وَإِذْ قُلْنَا لِلْمَلَائِكَةِ اسْجُدُوا لِآدَمَ فَسَجَدُوا إِلَّا إِبْلِيسَ أَبَىٰ وَاسْتَكْبَرَ وَكَانَ مِنَ الْكَافِرِينَ

Artinya:  Dan (ingatlah) ketika Kami berfirman kepada para malaikat: “Sujudlah kamu kepada Adam,” maka sujudlah mereka kecuali Iblis; ia enggan dan takabur dan adalah ia termasuk golongan orang-orang yang kafir. (QS Al Baqara 34)

Macam-macam Sujud

Berkaitan dengan perintah dari Allah untuk sujud kepada Nabi Adam ini sebagian manusia bertanya-tanya. Sebagian manusia kadang bingung kenapa kok Allah memerintahkan malaikat dan kepada iblis untuk sujud kepada nabi Adam. Bagaimana Allah memerintahkan mereka untuk sujud kepada Nabi Adam padahal kepada selain Allah itu adalah bentuk kesyirikan. Maka pertanyaan ini membutuhkan penjelasan dan jawaban yang sangat jelas agar kita tidak salah paham. Jawabannya adalah sujud itu ada dua macam, yang pertama adalah sujud ibadah ya sujud untuk beribadah menghamba yang kedua sujud untuk menghormati. Sujud yang pertama yaitu sujud untuk ibadah maka ini hanya diperuntukkan bagi Allah Subhanahu Wa Ta’ala tidak boleh untuk selain Allah. Sedangkan sujud yang kedua adalah sujud untuk menghormati saja. Pada syariat umat terdahulu sujud penghormatan ini memang banyak dilakukan. Akan tetapi syariat ini sudah dihapuskan pada jaman Nabi Muhammad Shalallahu ‘Alaihiwassalam. Jadi Allah pada saat memerintahkan Malaikat untuk sujud kepada nabi Adam adalah untuk menghormati nabi Adam bukan untuk beribadah

Simak:   Kajian Siroh: Sejarah Hijrah Nabi

Sombongnya Iblis

Dalam kisah nabi Adam diceritakan bahwa Iblis dengan sombongnya melawan dan menentang perintah Allah. Ketika Allah Subhanahu Wa Ta’ala memerintahkan malaikat untuk sujud kepada Nabi Adam alaihissalam maka pada saat itu iblis ada bersama para malaikat. Dahulu Iblis dan Malaikat memiliki kedudukan yang sama sama mulia. Akan tetapi kemudian iblis menentang ketika diperintahkan untuk sujud kepada nabi Adam. Iblis enggan dan tidak mau bersujud kepada nabi Adam. Iblis merasa kedudukannya lebih baik dari nabi adam karena mereka diciptakan dari api. Allah berfirman:

قَالَ مَا مَنَعَكَ أَلَّا تَسْجُدَ إِذْ أَمَرْتُكَ ۖ قَالَ أَنَا خَيْرٌ مِنْهُ خَلَقْتَنِي مِنْ نَارٍ وَخَلَقْتَهُ مِنْ طِينٍ

Artinya:  Allah berfirman: “Apakah yang menghalangimu untuk bersujud (kepada Adam) di waktu Aku menyuruhmu?” Menjawab iblis “Saya lebih baik daripadanya: Engkau ciptakan saya dari api sedang dia Engkau ciptakan dari tanah”. (QS Al A’raf 12)

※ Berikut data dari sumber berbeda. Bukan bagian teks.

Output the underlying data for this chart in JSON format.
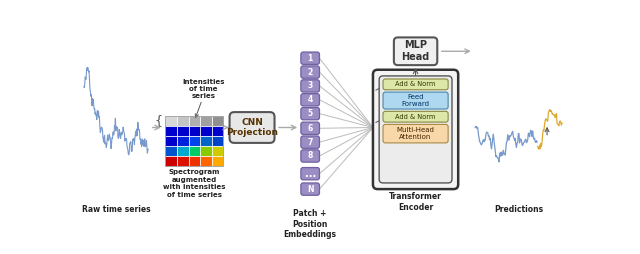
{
  "bg_color": "#ffffff",
  "raw_ts_label": "Raw time series",
  "spectrogram_label": "Spectrogram\naugmented\nwith intensities\nof time series",
  "intensities_label": "Intensities\nof time\nseries",
  "cnn_label": "CNN\nProjection",
  "patch_label": "Patch +\nPosition\nEmbeddings",
  "transformer_label": "Transformer\nEncoder",
  "mlp_label": "MLP\nHead",
  "add_norm1_label": "Add & Norm",
  "feed_forward_label": "Feed\nForward",
  "add_norm2_label": "Add & Norm",
  "multi_head_label": "Multi-Head\nAttention",
  "predictions_label": "Predictions",
  "patch_numbers": [
    "1",
    "2",
    "3",
    "4",
    "5",
    "6",
    "7",
    "8",
    "...",
    "N"
  ],
  "patch_color": "#9b8ec4",
  "add_norm_color": "#dde8a8",
  "feed_forward_color": "#aed8f0",
  "multi_head_color": "#f8d8a8",
  "cnn_box_color": "#e8e8e8",
  "mlp_box_color": "#f0f0f0",
  "arrow_color": "#aaaaaa",
  "label_color": "#222222",
  "blue_ts_color": "#7799cc",
  "orange_ts_color": "#ddaa30"
}
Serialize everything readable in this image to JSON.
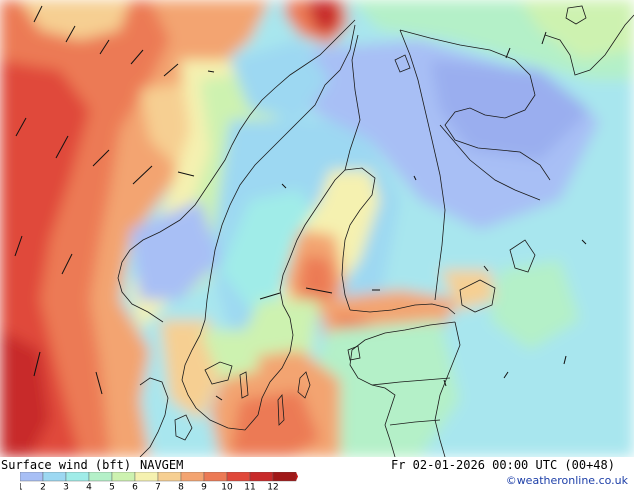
{
  "footer": {
    "title": "Surface wind (bft)",
    "model": "NAVGEM",
    "runtime": "Fr 02-01-2026 00:00 UTC (00+48)",
    "credit": "©weatheronline.co.uk"
  },
  "legend": {
    "ticks": [
      "1",
      "2",
      "3",
      "4",
      "5",
      "6",
      "7",
      "8",
      "9",
      "10",
      "11",
      "12"
    ],
    "colors": [
      "#a8bff5",
      "#9dd8f2",
      "#a0ece8",
      "#b4f0c8",
      "#cdf2b0",
      "#f5f1b0",
      "#f6cf92",
      "#f3a471",
      "#ec7a55",
      "#e0483a",
      "#c82a2a",
      "#a01818"
    ],
    "arrow_color": "#c21515"
  },
  "map": {
    "land_outline_color": "#1b1b1b",
    "arrow_color": "#111111"
  }
}
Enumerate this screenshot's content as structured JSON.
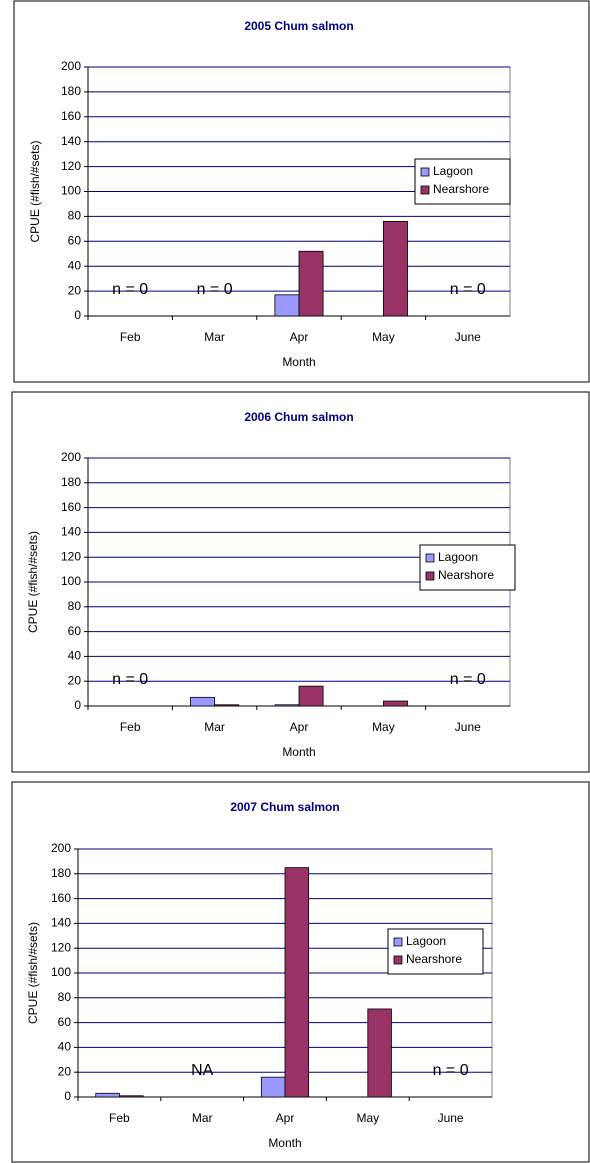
{
  "chart_data": [
    {
      "type": "bar",
      "title": "2005 Chum salmon",
      "xlabel": "Month",
      "ylabel": "CPUE (#fish/#sets)",
      "categories": [
        "Feb",
        "Mar",
        "Apr",
        "May",
        "June"
      ],
      "series": [
        {
          "name": "Lagoon",
          "color": "#9999ff",
          "values": [
            null,
            null,
            17,
            null,
            null
          ]
        },
        {
          "name": "Nearshore",
          "color": "#993366",
          "values": [
            null,
            null,
            52,
            76,
            null
          ]
        }
      ],
      "ylim": [
        0,
        200
      ],
      "yticks": [
        0,
        20,
        40,
        60,
        80,
        100,
        120,
        140,
        160,
        180,
        200
      ],
      "grid": true,
      "annotations": [
        {
          "text": "n = 0",
          "category": "Feb"
        },
        {
          "text": "n = 0",
          "category": "Mar"
        },
        {
          "text": "n = 0",
          "category": "June"
        }
      ]
    },
    {
      "type": "bar",
      "title": "2006 Chum salmon",
      "xlabel": "Month",
      "ylabel": "CPUE (#fish/#sets)",
      "categories": [
        "Feb",
        "Mar",
        "Apr",
        "May",
        "June"
      ],
      "series": [
        {
          "name": "Lagoon",
          "color": "#9999ff",
          "values": [
            null,
            7,
            1,
            null,
            null
          ]
        },
        {
          "name": "Nearshore",
          "color": "#993366",
          "values": [
            null,
            1,
            16,
            4,
            null
          ]
        }
      ],
      "ylim": [
        0,
        200
      ],
      "yticks": [
        0,
        20,
        40,
        60,
        80,
        100,
        120,
        140,
        160,
        180,
        200
      ],
      "grid": true,
      "annotations": [
        {
          "text": "n = 0",
          "category": "Feb"
        },
        {
          "text": "n = 0",
          "category": "June"
        }
      ]
    },
    {
      "type": "bar",
      "title": "2007 Chum salmon",
      "xlabel": "Month",
      "ylabel": "CPUE (#fish/#sets)",
      "categories": [
        "Feb",
        "Mar",
        "Apr",
        "May",
        "June"
      ],
      "series": [
        {
          "name": "Lagoon",
          "color": "#9999ff",
          "values": [
            3,
            null,
            16,
            null,
            null
          ]
        },
        {
          "name": "Nearshore",
          "color": "#993366",
          "values": [
            1,
            null,
            185,
            71,
            null
          ]
        }
      ],
      "ylim": [
        0,
        200
      ],
      "yticks": [
        0,
        20,
        40,
        60,
        80,
        100,
        120,
        140,
        160,
        180,
        200
      ],
      "grid": true,
      "annotations": [
        {
          "text": "NA",
          "category": "Mar"
        },
        {
          "text": "n = 0",
          "category": "June"
        }
      ]
    }
  ]
}
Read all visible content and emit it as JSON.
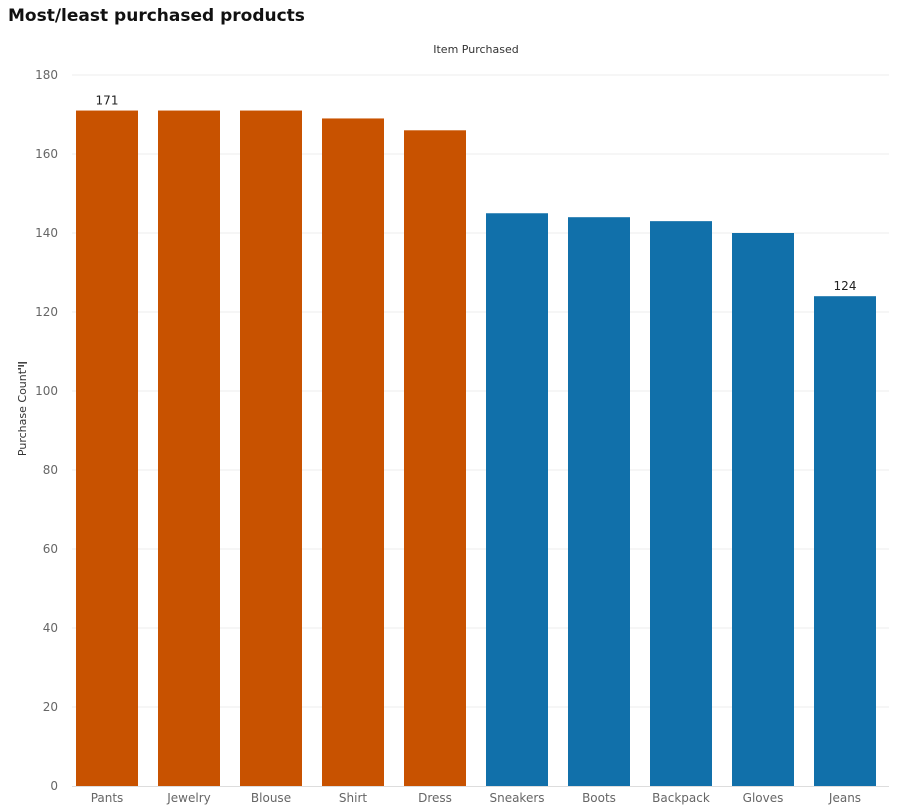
{
  "chart_data": {
    "type": "bar",
    "title": "Most/least purchased products",
    "xlabel": "Item Purchased",
    "ylabel": "Purchase Count",
    "ylim": [
      0,
      180
    ],
    "yticks": [
      0,
      20,
      40,
      60,
      80,
      100,
      120,
      140,
      160,
      180
    ],
    "grid": true,
    "categories": [
      "Pants",
      "Jewelry",
      "Blouse",
      "Shirt",
      "Dress",
      "Sneakers",
      "Boots",
      "Backpack",
      "Gloves",
      "Jeans"
    ],
    "values": [
      171,
      171,
      171,
      169,
      166,
      145,
      144,
      143,
      140,
      124
    ],
    "groups": [
      "most",
      "most",
      "most",
      "most",
      "most",
      "least",
      "least",
      "least",
      "least",
      "least"
    ],
    "data_labels": {
      "0": "171",
      "9": "124"
    },
    "colors": {
      "most": "#C85200",
      "least": "#1170AA",
      "grid": "#EEEEEE",
      "axis": "#DDDDDD"
    }
  }
}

Dengan sombongnya iblis berkata “Apakah aku harus bersujud kepada orang yang Engkau ciptakan dari tanah?” Iblis sangat sombong melawan dan menentang perintah Allah Subhanahu Wa Ta’ala. Akan tetapi kalau diteliti lebih lanjut bahwasanya tanah itu lebih baik daripada api. Karena sifatnya api itu membakar panas, adapun tanah bisa memadamkan api. Namun karena kesombongan dari iblis maka dia menganggap dirinya lebih baik.

Demikian kisah nabi Adam pada pertemuan kali ini, Simak kajian kisah para nabi berikutnya untuk mengikuti kisah nabi Adam berikutnya.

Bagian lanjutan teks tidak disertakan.